I am testing the basic use of DeepSpeech with pre-trained model downloaded from and some test wav-files downloaded from The correct transcriptions for three below cases are “It is linked to the row over proposed changes at Scottish Ballet”, “Please call Stella” and “Ask her to bring these things with her from the store” respectively. The results suggested by the default model are something totally different:

AMAC02TX3KKHTD8:DeepSpeech mark$ deepspeech …/models/output_graph.pb p225_366.wav …/models/alphabet.txt …/models/lm.binary …/models/trie
Loading model from file …/models/output_graph.pb
Loaded model in 1.071s.
Loading language model from files …/models/lm.binary …/models/trie
Loaded language model in 3.408s.
Running inference.
i do
Inference took 8.283s for 15.900s audio file.
AMAC02TX3KKHTD8:DeepSpeech mark$ deepspeech …/models/output_graph.pb p225_001.wav …/models/alphabet.txt …/models/lm.binary …/models/trie
Loading model from file …/models/output_graph.pb
Loaded model in 0.920s.
Loading language model from files …/models/lm.binary …/models/trie
Loaded language model in 3.111s.
Running inference.
Inference took 4.822s for 6.155s audio file.
AMAC02TX3KKHTD8:DeepSpeech mark$ deepspeech …/models/output_graph.pb p225_002.wav …/models/alphabet.txt …/models/lm.binary …/models/trie
Loading model from file …/models/output_graph.pb
Loaded model in 1.026s.
Loading language model from files …/models/lm.binary …/models/trie
Loaded language model in 3.217s.
Running inference.
a cage
Inference took 7.021s for 12.176s audio file.
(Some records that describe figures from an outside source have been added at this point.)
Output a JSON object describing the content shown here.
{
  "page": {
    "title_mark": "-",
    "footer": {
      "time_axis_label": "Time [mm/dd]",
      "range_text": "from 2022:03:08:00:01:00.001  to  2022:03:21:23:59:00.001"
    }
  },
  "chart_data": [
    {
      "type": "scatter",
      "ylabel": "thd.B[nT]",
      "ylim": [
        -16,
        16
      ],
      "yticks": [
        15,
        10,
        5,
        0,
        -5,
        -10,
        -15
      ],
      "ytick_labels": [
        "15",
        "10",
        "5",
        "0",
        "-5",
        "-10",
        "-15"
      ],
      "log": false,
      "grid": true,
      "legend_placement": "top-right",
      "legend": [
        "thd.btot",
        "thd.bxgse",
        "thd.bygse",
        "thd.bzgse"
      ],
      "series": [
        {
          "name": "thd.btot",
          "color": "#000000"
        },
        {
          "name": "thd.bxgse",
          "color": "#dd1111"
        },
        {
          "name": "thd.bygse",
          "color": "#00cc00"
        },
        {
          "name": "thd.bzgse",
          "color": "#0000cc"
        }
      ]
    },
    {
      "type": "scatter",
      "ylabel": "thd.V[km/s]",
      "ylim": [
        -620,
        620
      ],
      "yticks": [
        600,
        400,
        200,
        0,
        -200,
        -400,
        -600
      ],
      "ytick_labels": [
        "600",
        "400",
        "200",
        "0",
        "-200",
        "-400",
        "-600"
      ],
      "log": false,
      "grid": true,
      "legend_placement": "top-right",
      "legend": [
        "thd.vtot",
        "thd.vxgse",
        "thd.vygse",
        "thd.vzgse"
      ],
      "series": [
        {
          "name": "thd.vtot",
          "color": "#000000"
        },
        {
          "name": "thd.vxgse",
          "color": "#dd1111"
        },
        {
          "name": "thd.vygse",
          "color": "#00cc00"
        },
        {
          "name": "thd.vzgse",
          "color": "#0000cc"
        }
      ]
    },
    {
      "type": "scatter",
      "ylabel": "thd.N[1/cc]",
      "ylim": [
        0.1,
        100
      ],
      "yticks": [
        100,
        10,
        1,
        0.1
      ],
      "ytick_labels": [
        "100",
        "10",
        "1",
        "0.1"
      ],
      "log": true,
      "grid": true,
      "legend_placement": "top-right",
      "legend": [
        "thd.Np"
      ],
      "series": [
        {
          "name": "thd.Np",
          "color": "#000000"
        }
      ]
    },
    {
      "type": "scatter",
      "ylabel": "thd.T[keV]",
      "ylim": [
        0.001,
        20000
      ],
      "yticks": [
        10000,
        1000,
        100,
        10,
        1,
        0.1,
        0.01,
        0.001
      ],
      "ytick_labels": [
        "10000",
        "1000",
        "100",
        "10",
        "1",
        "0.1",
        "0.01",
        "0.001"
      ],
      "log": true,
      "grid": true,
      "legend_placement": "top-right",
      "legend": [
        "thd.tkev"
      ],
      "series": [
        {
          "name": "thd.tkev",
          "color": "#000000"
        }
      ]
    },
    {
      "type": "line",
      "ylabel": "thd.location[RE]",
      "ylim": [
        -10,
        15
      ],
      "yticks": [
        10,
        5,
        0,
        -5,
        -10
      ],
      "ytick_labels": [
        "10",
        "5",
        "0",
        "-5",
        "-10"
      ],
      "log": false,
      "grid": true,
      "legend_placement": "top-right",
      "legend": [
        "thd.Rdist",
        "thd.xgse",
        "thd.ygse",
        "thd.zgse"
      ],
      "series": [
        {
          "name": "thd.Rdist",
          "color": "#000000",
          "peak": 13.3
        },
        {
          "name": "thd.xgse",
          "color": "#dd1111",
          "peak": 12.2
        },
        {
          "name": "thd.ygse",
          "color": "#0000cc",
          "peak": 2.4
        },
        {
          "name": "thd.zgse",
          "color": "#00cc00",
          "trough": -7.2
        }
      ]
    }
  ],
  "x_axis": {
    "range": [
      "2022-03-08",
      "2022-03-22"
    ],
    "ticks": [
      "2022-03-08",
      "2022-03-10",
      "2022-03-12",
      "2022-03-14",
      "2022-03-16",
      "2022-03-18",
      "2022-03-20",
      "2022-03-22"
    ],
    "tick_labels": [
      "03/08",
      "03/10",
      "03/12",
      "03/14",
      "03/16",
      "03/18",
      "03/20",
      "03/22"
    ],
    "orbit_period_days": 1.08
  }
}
Any ideas for the such behaviour?


(Kdavis) #17

Are the wav audio files 16-bit, 16 kHz, and mono? If not, deepspeech can’t create transcripts for them.

(Lissyx) #18

@mark2 I just had a look at your files, and like mentionned, it’s 48kHz instead of 16kHz as expected, that explains the completely unexpected output.

(Lissyx) #19


alex@portable-alex:~/tmp/deepspeech/cpu$ LC_ALL=C ./deepspeech ../models/output_graph.pb ../test-data/vctk-p225/wav48/p225/p225_366.wav ../models/alphabet.txt -t 2>&1 
2017-12-22 10:48:34.494758: I tensorflow/core/platform/] Your CPU supports instructions that this TensorFlow binary was not compiled to use: AVX2 FMA
u to o
cpu_time_overall=23.77523 cpu_time_mfcc=0.00953 cpu_time_infer=23.76570
alex@portable-alex:~/tmp/deepspeech/cpu$ LC_ALL=C ./deepspeech ../models/output_graph.pb ../test-data/vctk-p225/wav48/p225/p225_366.16k.wav ../models/alphabet.txt -t 2>&1 
2017-12-22 10:48:54.894628: I tensorflow/core/platform/] Your CPU supports instructions that this TensorFlow binary was not compiled to use: AVX2 FMA
it is lind to the row everyprprose changes at scosish balle
cpu_time_overall=22.01665 cpu_time_mfcc=0.00750 cpu_time_infer=22.00915

And one can do conversion like that:

alex@portable-alex:~/tmp/deepspeech/cpu$ ffmpeg -i ../test-data/vctk-p225/wav48/p225/p225_366.wav -acodec pcm_s16le -ac 1 -ar 16000 ../test-data/vctk-p225/wav48/p225/p225_366.16k.wav

(Matti Meikäläinen) #20

Thanks! Now it gives more reasonable answers.